Similarly, India’s wind potential is unevenly distributed and concentrated in five major states; Karnataka, Tamil Nadu, Andhra Pradesh, Maharashtra and Gujarat. This means that it will be unrealistic to assume wind to be in the preferred power mix for all regions.  In regions where the potential for wind power generation is significant, the availability of appropriate land can also act as a barrier.

Lastly, the growth of wind up till now has largely been a result of the 80% accelerated tax depreciation on wind power. This tax is provided by the government of India to incentivize greater private investment into the sector. While this tax break has resulted in the addition of wind power capacity on the balance sheets of existing companies, it has been largely counterproductive.

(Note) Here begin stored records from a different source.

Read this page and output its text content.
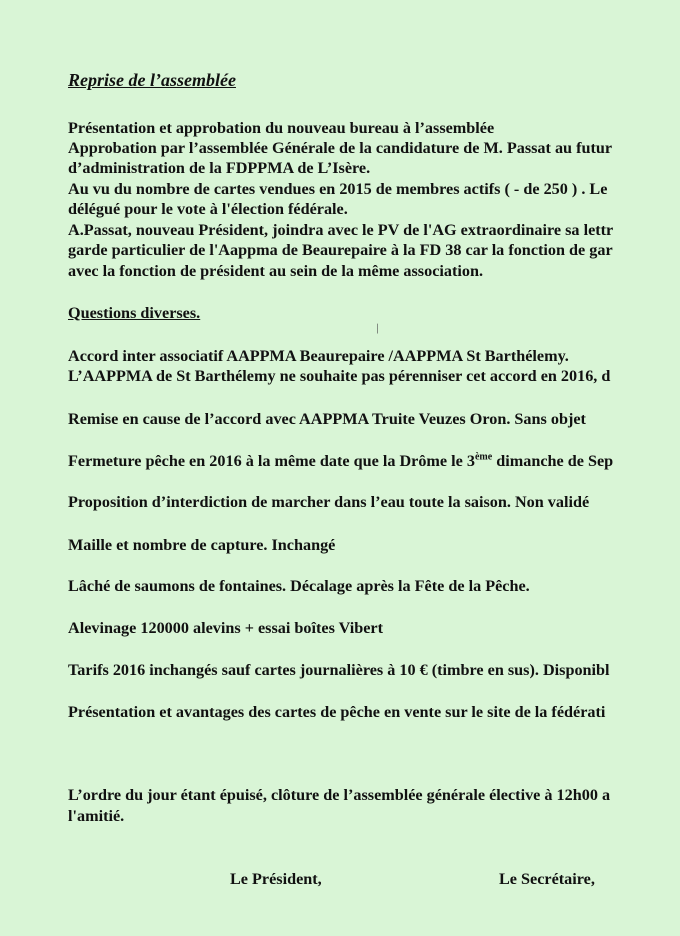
Reprise de l’assemblée
Présentation et approbation du nouveau bureau à l’assemblée
Approbation par l’assemblée Générale de la candidature de M. Passat au futur
d’administration de la FDPPMA de L’Isère.
Au vu du nombre de cartes vendues en 2015 de membres actifs ( - de 250 ) . Le
délégué pour le vote à l'élection fédérale.
A.Passat, nouveau Président, joindra avec le PV de l'AG extraordinaire sa lettr
garde particulier de l'Aappma de Beaurepaire à la FD 38 car la fonction de gar
avec la fonction de président au sein de la même association.
Questions diverses.
/
Accord inter associatif AAPPMA Beaurepaire /AAPPMA St Barthélemy.
L’AAPPMA de St Barthélemy ne souhaite pas pérenniser cet accord en 2016, d
Remise en cause de l’accord avec AAPPMA Truite Veuzes Oron. Sans objet
Fermeture pêche en 2016 à la même date que la Drôme le 3ème dimanche de Sep
Proposition d’interdiction de marcher dans l’eau toute la saison. Non validé
Maille et nombre de capture. Inchangé
Lâché de saumons de fontaines. Décalage après la Fête de la Pêche.
Alevinage 120000 alevins + essai boîtes Vibert
Tarifs 2016 inchangés sauf cartes journalières à 10 € (timbre en sus). Disponibl
Présentation et avantages des cartes de pêche en vente sur le site de la fédérati
L’ordre du jour étant épuisé, clôture de l’assemblée générale élective à 12h00 a
l'amitié.
Le Président,	Le Secrétaire,
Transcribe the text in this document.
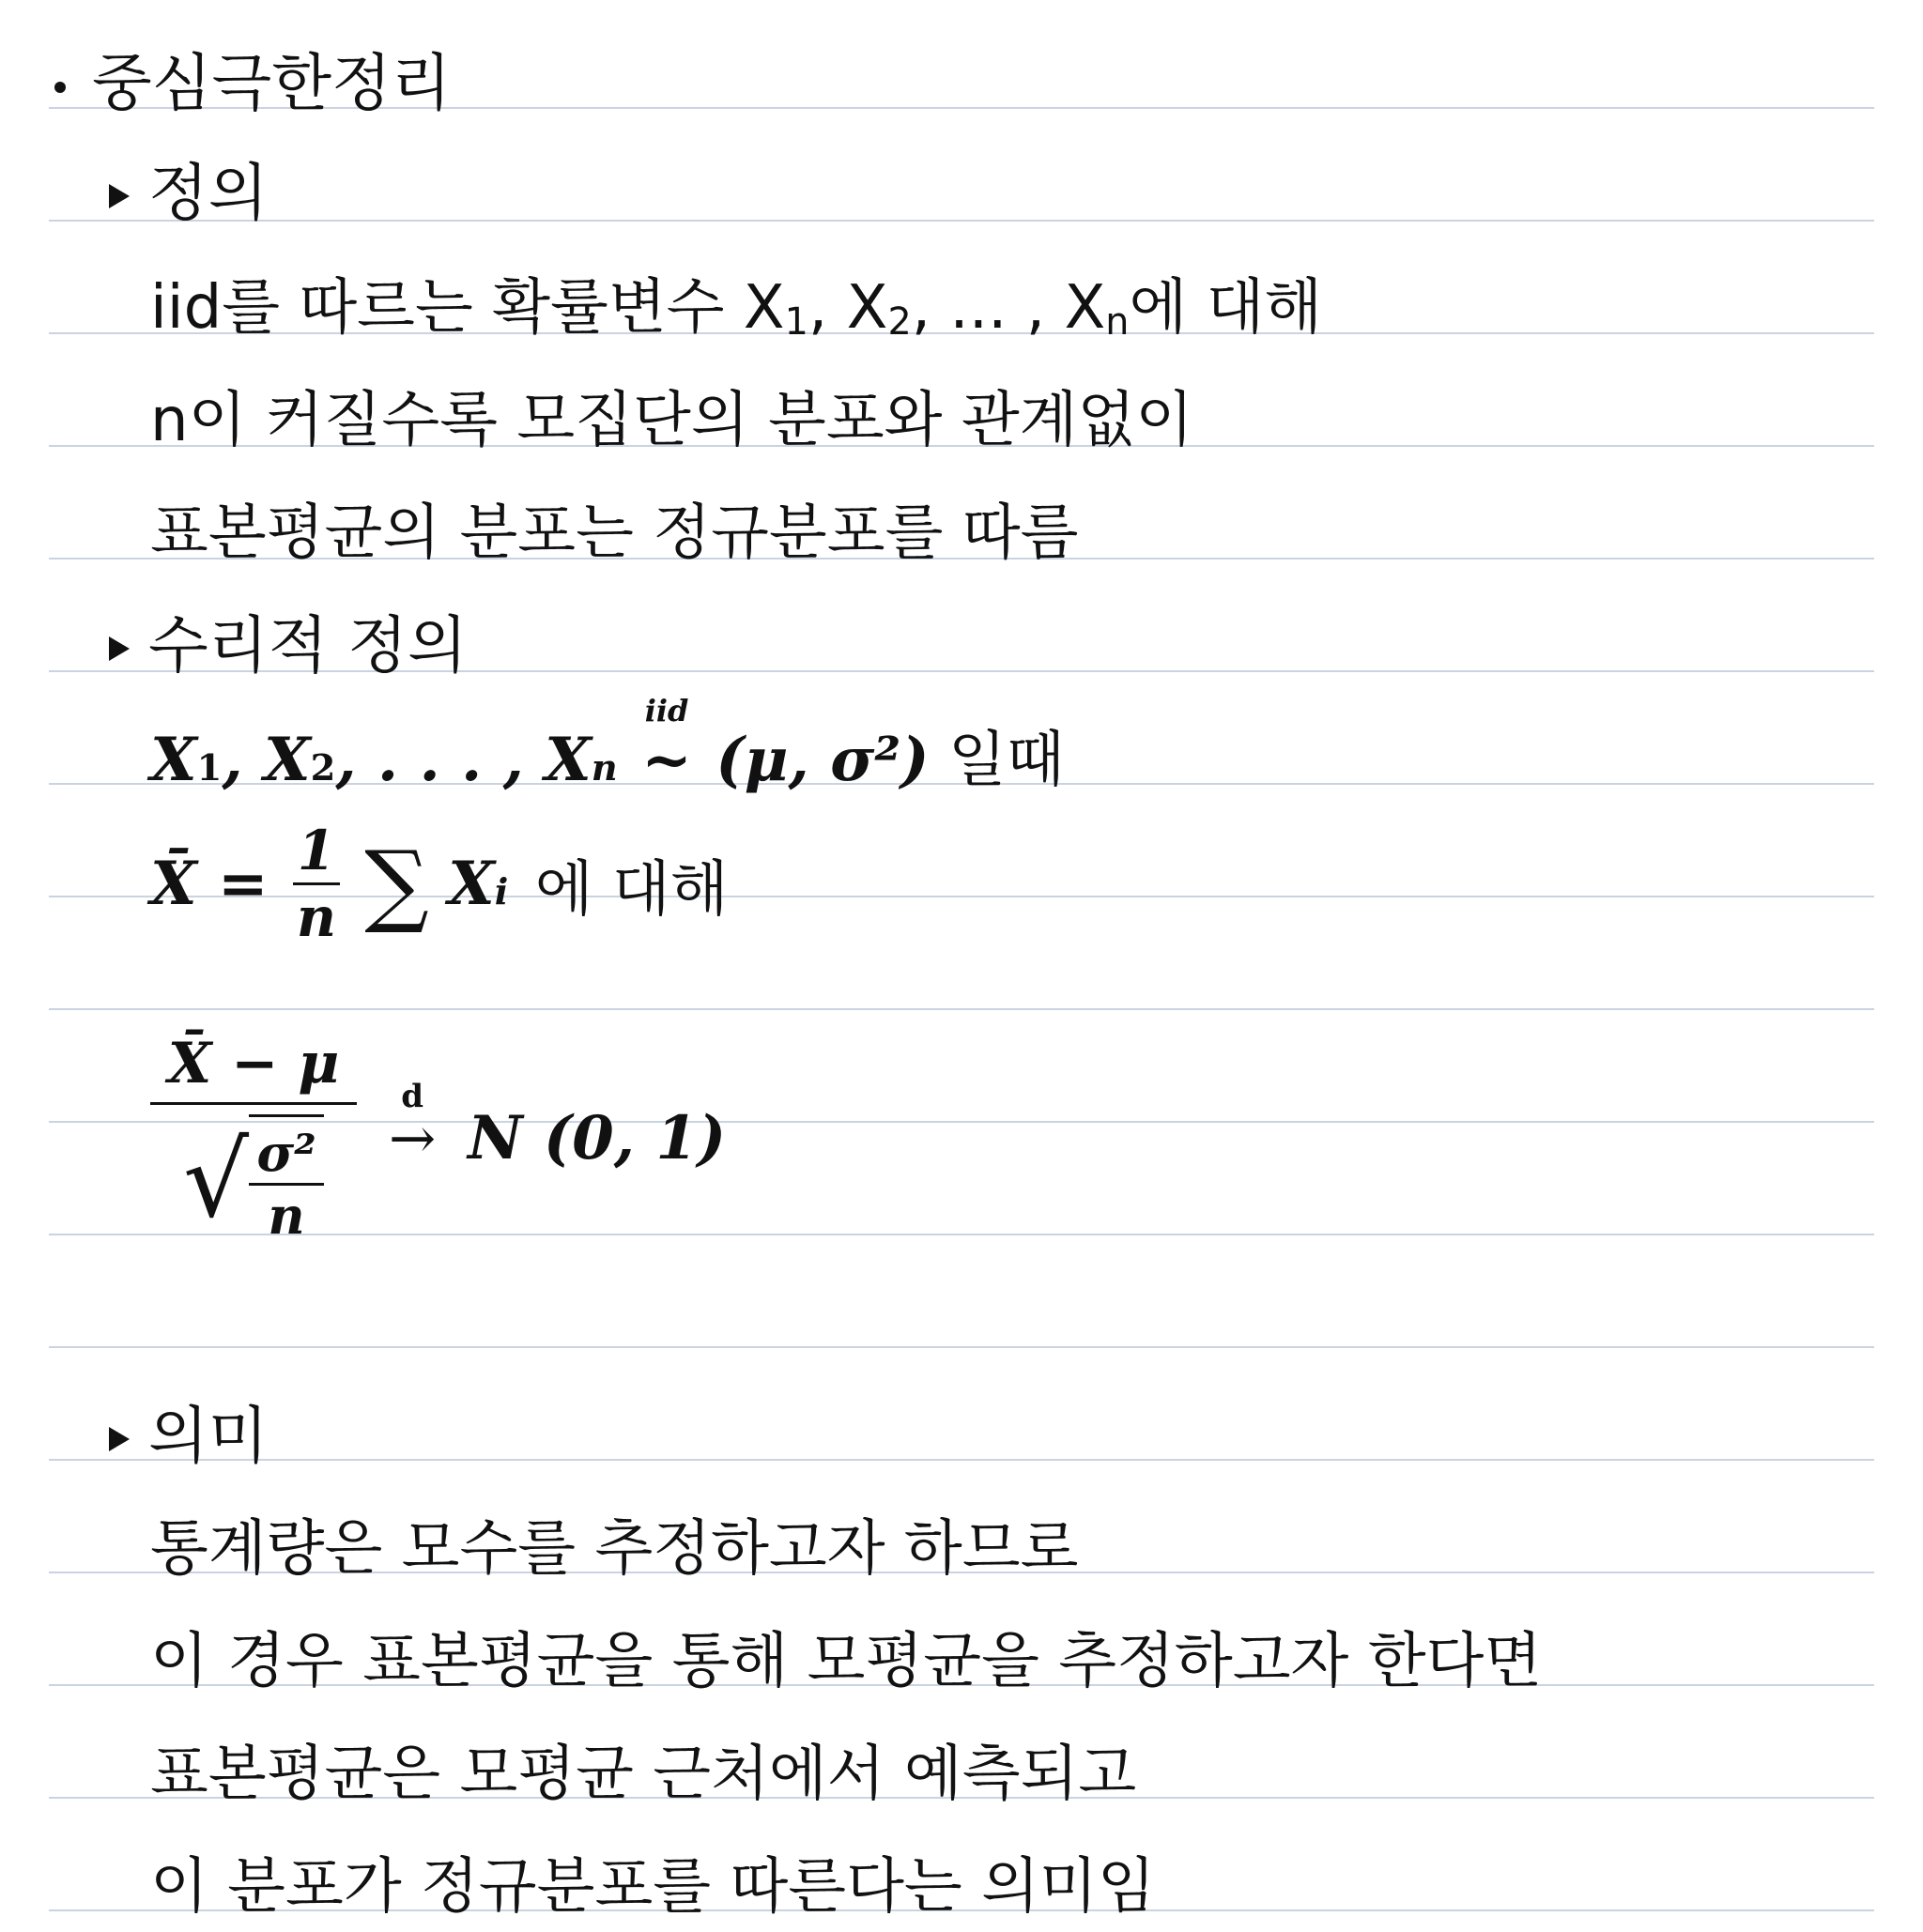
중심극한정리
정의
iid를 따르는 확률변수 X1, X2, ... , Xn에 대해
n이 커질수록 모집단의 분포와 관계없이
표본평균의 분포는 정규분포를 따름
수리적 정의
X1, X2, . . . , Xn
iid
~ (μ, σ²) 일때
X̄ = $\frac{1}{n}$ ∑ Xi 에 대해
$\frac{X̄ - \mu}{√ \frac{\text{σ²}}{n}}$
	d
→ N (0, 1)
의미
통계량은 모수를 추정하고자 하므로
이 경우 표본평균을 통해 모평균을 추정하고자 한다면
표본평균은 모평균 근처에서 예측되고
이 분포가 정규분포를 따른다는 의미임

The policy has allowed large companies to reduce their payable taxes without requiring them to have actual wind power being produced as a prerequisite. A number of cases have been reported where wind projects were built in low wind speed areas and failed to deliver the promised production. This policy also reduced the involvement of foreign investors by pricing them out of the market as they do not enjoy the tax related benefits afforded to local companies. Given the negative policy consequences, this tax was lowered to 15% in 2013. However, energy producers have since pressured the government to reverse the decision. Suzlon energy, a leading turbine maker, has argued that the removal of tax incentives has cut wind power production in 2013 by half (from 3300MW in 2011 to 1500MW in 2013). This tension between incentives which drive innovation and capacity versus those that create dependence needs to be resolved if wind power is to reach its potential.

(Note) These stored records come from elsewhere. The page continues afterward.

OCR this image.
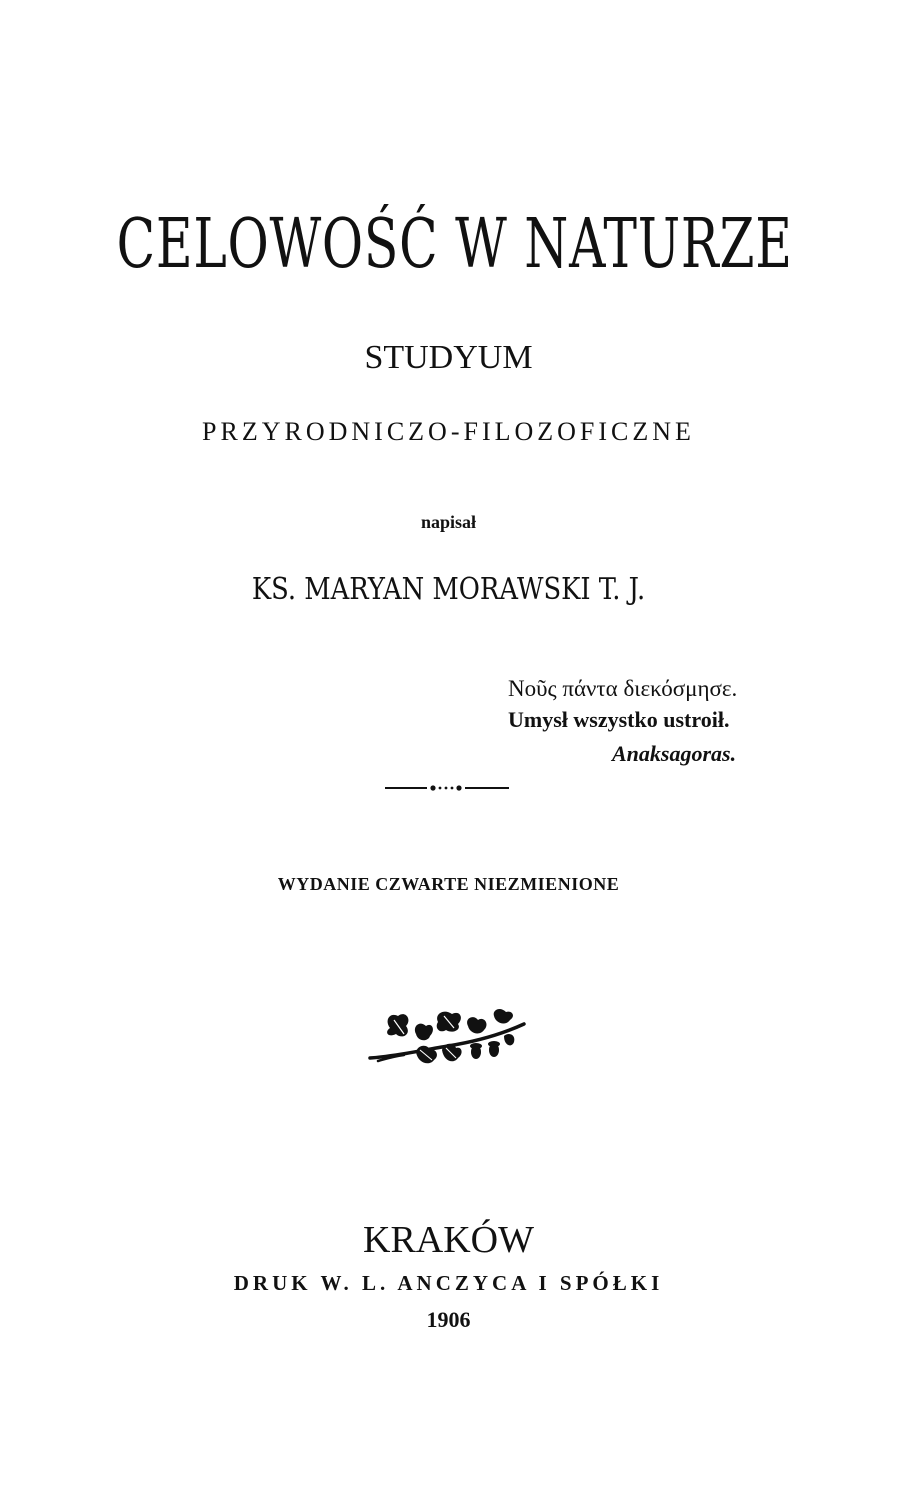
CELOWOŚĆ W NATURZE
STUDYUM
PRZYRODNICZO-FILOZOFICZNE
napisał
KS. MARYAN MORAWSKI T. J.
Νοῦς πάντα διεκόσμησε.
Umysł wszystko ustroił.
Anaksagoras.
WYDANIE CZWARTE NIEZMIENIONE
KRAKÓW
DRUK W. L. ANCZYCA I SPÓŁKI
1906
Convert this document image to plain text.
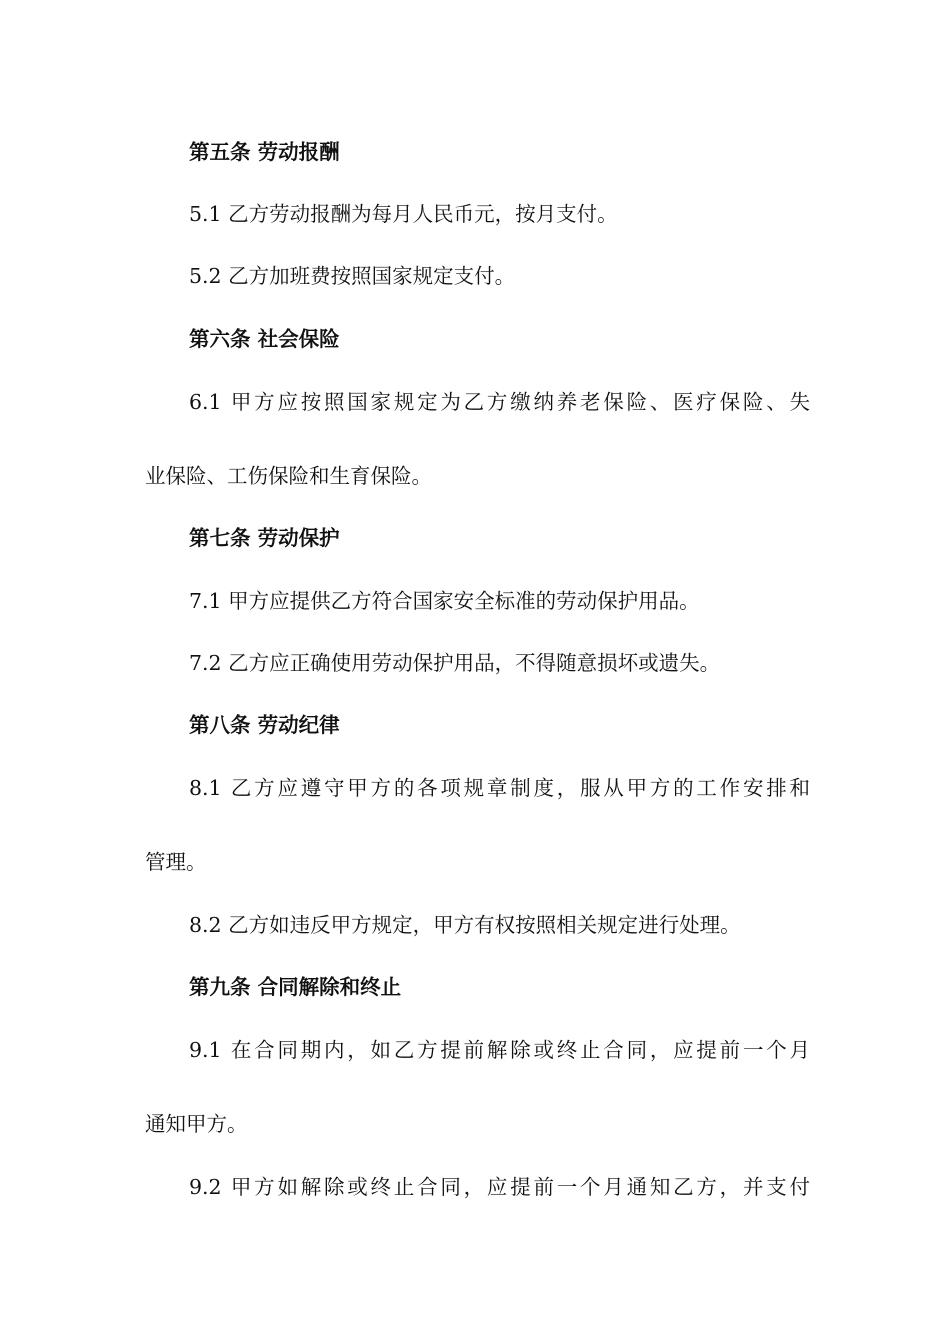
第五条 劳动报酬
5.1 乙方劳动报酬为每月人民币元，按月支付。
5.2 乙方加班费按照国家规定支付。
第六条 社会保险
6.1 甲方应按照国家规定为乙方缴纳养老保险、医疗保险、失
业保险、工伤保险和生育保险。
第七条 劳动保护
7.1 甲方应提供乙方符合国家安全标准的劳动保护用品。
7.2 乙方应正确使用劳动保护用品，不得随意损坏或遗失。
第八条 劳动纪律
8.1 乙方应遵守甲方的各项规章制度，服从甲方的工作安排和
管理。
8.2 乙方如违反甲方规定，甲方有权按照相关规定进行处理。
第九条 合同解除和终止
9.1 在合同期内，如乙方提前解除或终止合同，应提前一个月
通知甲方。
9.2 甲方如解除或终止合同，应提前一个月通知乙方，并支付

To overcome these barriers India can explore the following strategies :

  • Improve regional level planning and coordination. In order to leverage the potential of wind power, the government must specifically target developing capacity in the five states where potential is concentrated.
  • Increase competitiveness and drive down prices. This can be done by reducing anti-competitive behavior by major equipment suppliers. Equipment suppliers usually undertake all developmental activities, as well as commissioning of projects and self-contracting of O&M activities. Since suppliers control the bulk of the process, buyers are forced to pay a premium for the wind power projects. This results in wind power projects being more expensive and restricts competition for equipment supplies.
  • Improve the regulatory framework for Renewable Purchase Agreements. Currently, some states such as Maharashtra, Gujarat, Madhya Pradesh and Karnataka do not allow the procurement of RE power from outside the state. This is detrimental for the overall development of RE in the country.
  • Revisit land tenure policies. Encouraging mixed use land use for wind power generation with agriculture will improve adoption rates as it will increase land availability in crucial states as well as decrease the costs (compared to commercial rent).
  • Invest in R&D. R&D in energy storage technology which can provide backup for longer durations, like compressed air and high power density batteries among others, is critical if large scale deployment is to be achieved, Similarly, it is important to invest in complimentary options like pumped hydro-storage to accommodate intermittent shortages.
  • Explore the technical potential and economic viability of off-shore wind energy. This can boost production in states such as Andrha Pradesh and Tamil Naidu and circumvent land use conversion challenges in some regions.

India has made great strides in adopting renewable power. Wind will remain critical to reducing emissions, increasing production capacity and improving energy security. How successful the country is in achieving its ambitious targets for wind will greatly depend on its ability to priorities certain regions and adapt land policies, invest in better storage technologies and create more competitive markets.

Bilal Bawany is a second year Master of Global Policy Studies student at the LBJ School specializing in International Development and Governance. His experience in the public health, agribusiness and education sectors has fuelled his interest in how public private enterprise, aid and development policies affect the political economy of service delivery in developing countries.